Juga Al-Muhaqqiq Abul-Hasan Asy-Sya’raaniy :
إن أكثر أحاديث الأصول في الكافي غير صحيحة الإسناد ولكنها معتمدة لاعتبار متونها وموافقتها للعقائد الحقّة ولا ينظر في مثلها إلى الإسناد
“Sesungguhnya kebanyakan hadits-hadits dalam Al-Ushul-fil-Kahfiy sanadnya tidak shahih, akan tetapi ia dapat dipercaya dan layak dipertimbangkan matannya karena berkesesuaian dengan ‘aqidah-‘aqidah yang hak, sehingga tidak perlu melihat sanadnya untuk hadits yang semisal itu” [Miqyaasul-Hidaayah, 2/282].
Artinya, sumber apapun yang berkesesuaian dengan doktrin teologis mereka akan dibenarkan. Itu bukan kesimpulan saya, tapi kesimpulan yang dapat ditarik dari ulama Syi’ah di atas….

Comments

Anonim mengatakan...

afwan ust. klo ptnyaanx kluar dr Topik.., apa hukum Sighat Taklik yg dbaca saat nikah.,apakh wajib, sunnah ataukah bid'ah, ada bbrp Ikhwa yg mmbacax n dikatakan hal ini tak mngapa..,tlg d bhas scara Ilmiah..,Syukran Jazakallahu khayr... :)

Anonim mengatakan...

ust. klo Maslahat n Mudharat sm2 seimbang apakh yg hrs kita lakukan..??????, sykran

Anonim mengatakan...

Padahal pada al Kafi Juz I/hal 274 itu berada pada bagian BAB 81. Penjelasan di antara dakwaan orang yang benar dan orang yang batil tentang urusan imamah BERISI hadits yang sangat panjang, dengan sanad ini nih :Ali bin Ibrahim bin Hasyim,... daripada bapanya, daripada Ibn Mahbub, daripada Salam bin Abdullah dan Muhammad bin al-Hasan dan Ali bin Muhammad, daripada Sahl bin Ziyad dan Abu Ali al-Asy'ari, daripada Muhammad bin Hassan, daripada Muhammad bin Ali, daripada Ali bin al-Asbat, daripada Salam bin Abdullah al-Hasyimi, Muhammad bin Ali berkata:

Noh sanandnya saja sudah bohong xi xi xi.. ini belum soal Isinya... wuah beda jauh... Wah nih yang dusta Ahlu sunnah pa Wahabbi ya xi xi xi.... kalau wahabi maklum dech... abu al Jauzaa kan wahabbi... sering ketahuan malsuin hadits... noh bilang sono dicari sama Secondprince dan jakfari... dua blog yang sering menunjukkan kedustaan Abu al Jauza.... xi xi xi

Abu Al-Jauzaa' : mengatakan...

Siapa yang dusta bung ? Anda mbuka matan kitab Al-Kaafiy gak ? Saya nulis itu - walau dengan mengambil faedah dari tulisan orang lain - , juga mbuka kitab Al-Kaafiy yang saya punya. Dan itu saya kopi paste kan langsung dari matan kitab Al-Kaafiy.

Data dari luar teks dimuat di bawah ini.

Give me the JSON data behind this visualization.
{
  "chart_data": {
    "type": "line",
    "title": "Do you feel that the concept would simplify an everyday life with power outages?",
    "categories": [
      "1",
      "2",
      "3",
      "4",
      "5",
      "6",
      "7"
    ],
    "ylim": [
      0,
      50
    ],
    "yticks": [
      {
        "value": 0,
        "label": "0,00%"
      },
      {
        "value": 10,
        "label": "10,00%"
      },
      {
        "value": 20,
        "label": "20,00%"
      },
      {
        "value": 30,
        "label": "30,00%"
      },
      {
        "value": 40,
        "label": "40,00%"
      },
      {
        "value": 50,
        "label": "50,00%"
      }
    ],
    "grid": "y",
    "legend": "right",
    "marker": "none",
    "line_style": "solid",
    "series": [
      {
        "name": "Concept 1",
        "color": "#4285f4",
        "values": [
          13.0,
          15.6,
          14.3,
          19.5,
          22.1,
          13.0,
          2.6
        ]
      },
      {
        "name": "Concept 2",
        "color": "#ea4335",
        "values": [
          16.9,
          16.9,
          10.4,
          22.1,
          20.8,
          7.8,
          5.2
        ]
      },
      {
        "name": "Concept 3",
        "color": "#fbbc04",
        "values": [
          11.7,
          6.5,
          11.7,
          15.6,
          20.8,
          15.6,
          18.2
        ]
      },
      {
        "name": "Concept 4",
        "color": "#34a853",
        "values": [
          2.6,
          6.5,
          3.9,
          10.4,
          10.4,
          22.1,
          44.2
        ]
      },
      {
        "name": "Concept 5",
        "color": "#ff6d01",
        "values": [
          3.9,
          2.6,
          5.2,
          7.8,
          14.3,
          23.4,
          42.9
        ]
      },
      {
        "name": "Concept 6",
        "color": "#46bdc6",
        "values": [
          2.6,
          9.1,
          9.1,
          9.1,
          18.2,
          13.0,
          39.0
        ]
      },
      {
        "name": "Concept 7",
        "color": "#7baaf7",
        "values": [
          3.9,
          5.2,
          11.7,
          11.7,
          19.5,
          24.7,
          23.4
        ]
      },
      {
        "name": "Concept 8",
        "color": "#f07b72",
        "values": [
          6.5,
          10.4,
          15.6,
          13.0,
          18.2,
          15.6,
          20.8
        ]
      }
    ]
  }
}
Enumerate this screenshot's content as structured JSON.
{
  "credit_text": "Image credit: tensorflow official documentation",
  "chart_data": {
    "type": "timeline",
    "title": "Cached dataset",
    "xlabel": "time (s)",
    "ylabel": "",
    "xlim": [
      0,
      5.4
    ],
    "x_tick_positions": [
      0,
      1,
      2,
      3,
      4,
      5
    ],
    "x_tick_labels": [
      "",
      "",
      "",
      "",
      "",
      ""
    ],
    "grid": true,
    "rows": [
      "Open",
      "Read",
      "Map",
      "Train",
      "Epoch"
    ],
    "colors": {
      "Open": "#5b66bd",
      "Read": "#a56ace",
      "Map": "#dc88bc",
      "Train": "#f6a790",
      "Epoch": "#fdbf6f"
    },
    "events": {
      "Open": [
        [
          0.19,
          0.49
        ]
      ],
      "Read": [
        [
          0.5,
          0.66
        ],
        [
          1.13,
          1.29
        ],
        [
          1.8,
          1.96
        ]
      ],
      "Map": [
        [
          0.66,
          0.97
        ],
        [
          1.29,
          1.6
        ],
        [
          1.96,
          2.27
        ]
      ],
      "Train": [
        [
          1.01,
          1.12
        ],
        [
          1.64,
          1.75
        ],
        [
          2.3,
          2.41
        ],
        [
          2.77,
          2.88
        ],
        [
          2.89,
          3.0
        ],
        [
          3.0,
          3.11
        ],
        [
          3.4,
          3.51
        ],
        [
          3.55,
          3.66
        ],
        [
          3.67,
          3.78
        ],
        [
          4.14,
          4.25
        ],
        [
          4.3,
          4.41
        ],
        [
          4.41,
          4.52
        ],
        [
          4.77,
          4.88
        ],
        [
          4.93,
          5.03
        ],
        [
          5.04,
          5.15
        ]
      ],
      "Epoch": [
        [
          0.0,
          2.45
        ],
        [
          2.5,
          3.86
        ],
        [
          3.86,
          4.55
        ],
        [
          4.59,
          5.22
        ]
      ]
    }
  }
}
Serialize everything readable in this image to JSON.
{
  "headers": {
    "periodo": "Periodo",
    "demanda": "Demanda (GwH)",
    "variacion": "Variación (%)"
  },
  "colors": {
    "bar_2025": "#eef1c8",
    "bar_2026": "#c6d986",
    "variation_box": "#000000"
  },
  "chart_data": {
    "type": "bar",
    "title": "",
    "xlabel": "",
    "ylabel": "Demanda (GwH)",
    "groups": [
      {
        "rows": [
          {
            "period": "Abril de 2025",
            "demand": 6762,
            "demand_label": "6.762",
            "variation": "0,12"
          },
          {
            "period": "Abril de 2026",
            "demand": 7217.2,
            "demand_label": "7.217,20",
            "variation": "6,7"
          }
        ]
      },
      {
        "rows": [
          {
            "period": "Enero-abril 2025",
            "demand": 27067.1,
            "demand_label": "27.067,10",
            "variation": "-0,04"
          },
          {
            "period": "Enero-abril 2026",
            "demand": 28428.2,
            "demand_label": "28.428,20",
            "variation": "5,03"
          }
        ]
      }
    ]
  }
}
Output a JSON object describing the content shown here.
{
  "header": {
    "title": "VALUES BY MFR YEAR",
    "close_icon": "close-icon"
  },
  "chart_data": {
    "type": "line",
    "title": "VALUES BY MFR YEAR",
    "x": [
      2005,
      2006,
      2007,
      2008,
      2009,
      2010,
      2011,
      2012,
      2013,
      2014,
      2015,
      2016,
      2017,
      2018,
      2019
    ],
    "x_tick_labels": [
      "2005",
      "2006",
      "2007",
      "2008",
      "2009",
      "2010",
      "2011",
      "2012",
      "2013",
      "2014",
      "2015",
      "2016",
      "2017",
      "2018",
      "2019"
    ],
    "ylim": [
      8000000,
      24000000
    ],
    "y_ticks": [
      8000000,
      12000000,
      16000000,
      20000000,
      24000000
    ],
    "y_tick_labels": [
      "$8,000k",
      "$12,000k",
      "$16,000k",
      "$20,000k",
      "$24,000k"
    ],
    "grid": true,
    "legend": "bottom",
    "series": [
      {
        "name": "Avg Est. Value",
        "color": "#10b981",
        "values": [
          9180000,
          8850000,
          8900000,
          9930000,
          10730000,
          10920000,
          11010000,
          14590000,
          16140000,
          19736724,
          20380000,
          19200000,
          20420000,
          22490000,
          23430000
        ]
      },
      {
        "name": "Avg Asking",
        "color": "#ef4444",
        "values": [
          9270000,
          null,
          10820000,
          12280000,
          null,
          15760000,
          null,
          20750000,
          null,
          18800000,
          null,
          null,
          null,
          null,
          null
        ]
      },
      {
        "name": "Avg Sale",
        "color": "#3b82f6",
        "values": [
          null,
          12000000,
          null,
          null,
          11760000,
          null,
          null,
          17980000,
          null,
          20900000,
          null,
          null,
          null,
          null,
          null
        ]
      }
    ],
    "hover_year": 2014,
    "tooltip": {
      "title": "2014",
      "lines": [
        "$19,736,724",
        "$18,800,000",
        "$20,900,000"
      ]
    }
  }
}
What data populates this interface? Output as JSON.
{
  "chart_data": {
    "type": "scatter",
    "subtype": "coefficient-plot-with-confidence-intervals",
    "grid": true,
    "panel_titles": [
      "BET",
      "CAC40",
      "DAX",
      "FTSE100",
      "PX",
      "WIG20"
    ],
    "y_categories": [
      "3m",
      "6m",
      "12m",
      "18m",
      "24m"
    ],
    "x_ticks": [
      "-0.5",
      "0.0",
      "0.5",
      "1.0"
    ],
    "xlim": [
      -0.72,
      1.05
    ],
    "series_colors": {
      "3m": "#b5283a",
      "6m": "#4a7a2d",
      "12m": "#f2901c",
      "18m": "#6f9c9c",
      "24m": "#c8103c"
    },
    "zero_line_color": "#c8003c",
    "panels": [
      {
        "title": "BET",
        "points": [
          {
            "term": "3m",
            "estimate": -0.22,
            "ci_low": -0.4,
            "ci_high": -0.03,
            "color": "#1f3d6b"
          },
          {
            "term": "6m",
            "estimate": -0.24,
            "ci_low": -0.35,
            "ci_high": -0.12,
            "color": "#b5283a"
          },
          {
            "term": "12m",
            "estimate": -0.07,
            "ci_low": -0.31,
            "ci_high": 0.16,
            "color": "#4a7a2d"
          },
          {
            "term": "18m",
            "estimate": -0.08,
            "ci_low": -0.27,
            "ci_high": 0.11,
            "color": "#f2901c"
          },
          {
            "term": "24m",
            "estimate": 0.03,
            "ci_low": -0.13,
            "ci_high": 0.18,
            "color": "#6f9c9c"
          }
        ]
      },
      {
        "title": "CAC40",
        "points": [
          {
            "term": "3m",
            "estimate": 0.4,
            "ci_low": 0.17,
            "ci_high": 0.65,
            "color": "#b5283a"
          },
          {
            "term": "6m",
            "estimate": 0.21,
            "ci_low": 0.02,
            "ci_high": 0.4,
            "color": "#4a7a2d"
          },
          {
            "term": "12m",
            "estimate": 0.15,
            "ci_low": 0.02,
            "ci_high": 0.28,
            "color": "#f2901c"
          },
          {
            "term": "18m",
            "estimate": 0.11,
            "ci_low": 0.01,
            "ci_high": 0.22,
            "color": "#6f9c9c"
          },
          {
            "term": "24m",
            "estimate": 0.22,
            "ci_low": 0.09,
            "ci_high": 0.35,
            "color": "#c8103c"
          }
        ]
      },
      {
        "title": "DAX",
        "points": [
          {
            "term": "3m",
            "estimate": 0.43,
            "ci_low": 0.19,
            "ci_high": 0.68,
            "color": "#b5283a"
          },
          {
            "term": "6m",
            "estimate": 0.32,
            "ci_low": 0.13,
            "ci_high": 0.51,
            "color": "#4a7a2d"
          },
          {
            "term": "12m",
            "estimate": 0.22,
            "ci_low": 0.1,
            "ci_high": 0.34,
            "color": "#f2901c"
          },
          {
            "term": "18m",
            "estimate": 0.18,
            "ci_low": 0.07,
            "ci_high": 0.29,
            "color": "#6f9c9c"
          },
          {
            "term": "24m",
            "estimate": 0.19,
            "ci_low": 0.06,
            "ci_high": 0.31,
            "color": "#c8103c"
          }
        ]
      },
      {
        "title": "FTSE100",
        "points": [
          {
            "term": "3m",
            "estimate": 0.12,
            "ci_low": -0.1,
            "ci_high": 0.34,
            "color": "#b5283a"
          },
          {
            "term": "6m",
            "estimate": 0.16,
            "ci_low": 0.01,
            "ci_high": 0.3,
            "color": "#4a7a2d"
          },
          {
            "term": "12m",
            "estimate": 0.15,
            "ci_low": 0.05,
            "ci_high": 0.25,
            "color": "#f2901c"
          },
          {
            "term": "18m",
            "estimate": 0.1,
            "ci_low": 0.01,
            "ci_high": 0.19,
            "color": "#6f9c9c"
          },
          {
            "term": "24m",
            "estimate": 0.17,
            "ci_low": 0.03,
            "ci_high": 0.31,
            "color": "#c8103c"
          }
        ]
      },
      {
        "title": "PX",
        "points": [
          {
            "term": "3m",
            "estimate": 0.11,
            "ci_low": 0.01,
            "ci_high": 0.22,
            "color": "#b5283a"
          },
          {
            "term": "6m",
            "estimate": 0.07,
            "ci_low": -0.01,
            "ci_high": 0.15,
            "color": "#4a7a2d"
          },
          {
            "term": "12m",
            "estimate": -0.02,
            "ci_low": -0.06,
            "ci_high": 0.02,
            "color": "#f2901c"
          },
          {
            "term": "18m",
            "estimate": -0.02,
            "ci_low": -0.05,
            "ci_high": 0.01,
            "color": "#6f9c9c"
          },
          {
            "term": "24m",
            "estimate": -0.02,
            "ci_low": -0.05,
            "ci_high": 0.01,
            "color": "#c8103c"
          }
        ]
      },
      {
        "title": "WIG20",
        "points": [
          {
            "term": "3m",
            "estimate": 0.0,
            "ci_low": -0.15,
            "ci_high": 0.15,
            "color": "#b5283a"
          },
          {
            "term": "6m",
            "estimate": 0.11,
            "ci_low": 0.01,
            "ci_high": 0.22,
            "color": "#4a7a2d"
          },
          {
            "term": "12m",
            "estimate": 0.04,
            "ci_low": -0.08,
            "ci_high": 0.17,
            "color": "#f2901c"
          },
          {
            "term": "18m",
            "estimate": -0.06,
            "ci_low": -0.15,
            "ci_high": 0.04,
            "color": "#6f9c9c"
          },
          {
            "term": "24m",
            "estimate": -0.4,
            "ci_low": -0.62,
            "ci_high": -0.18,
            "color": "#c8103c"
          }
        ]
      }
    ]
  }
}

Sungguh kasihan Anda......

kautsar1234 mengatakan...

afwan ustadz, apabila tidak nyambung dengan bab ini

saya ingin bertanya, ustadz menulis sunan abu dawud no hadits 3332, tentang apakah pahala sampe kepada mayit ato tidak dalam forum habib mundzir

setelah saya cek sunan abu dawud no 3332 di lidwa.com maka yang keluar kok tentang makan bawang

pripun ini ustadz?

jazakallahu khoir atas penjelasan yang akan antum berikan

Abu Al-Jauzaa' : mengatakan...

penomoran hadits versi lidwa dan yang versi cetak lain. apa yang saya tulis adalah versi cetaknya.

kautsar1234 mengatakan...

sekali lagi
jazakallahu khairan ustadz atas penjelasannya


sabar ya ustadz sama syi'ah. . .saya pernah "berdialog" dengan mereka dan kalo udah kepepet maka mencela sahabat lagi


waktu saya bilang, nama anak 'ali radhiyallahu 'anhu adalah abu bakar dan umar, maka mereka menjawab kalo itu adalah nama umum

di indonesia seperti tono, andi, budi. . . bikin guemes bener dah mereka

Anonim mengatakan...

ustad kok ngibul...
nih di buktiin ngibulnya antum ustad

Abu Al-Jauzaa' : mengatakan...

Ada orang Syi'ah yang lucu.....

Katanya daqiiq dalam artian menit itu katanya bukan muhdats. Inti alasannya adalah mengambil perkataan Ibnnu Hazm dan beberapa perkataan dalam ilmu falaq.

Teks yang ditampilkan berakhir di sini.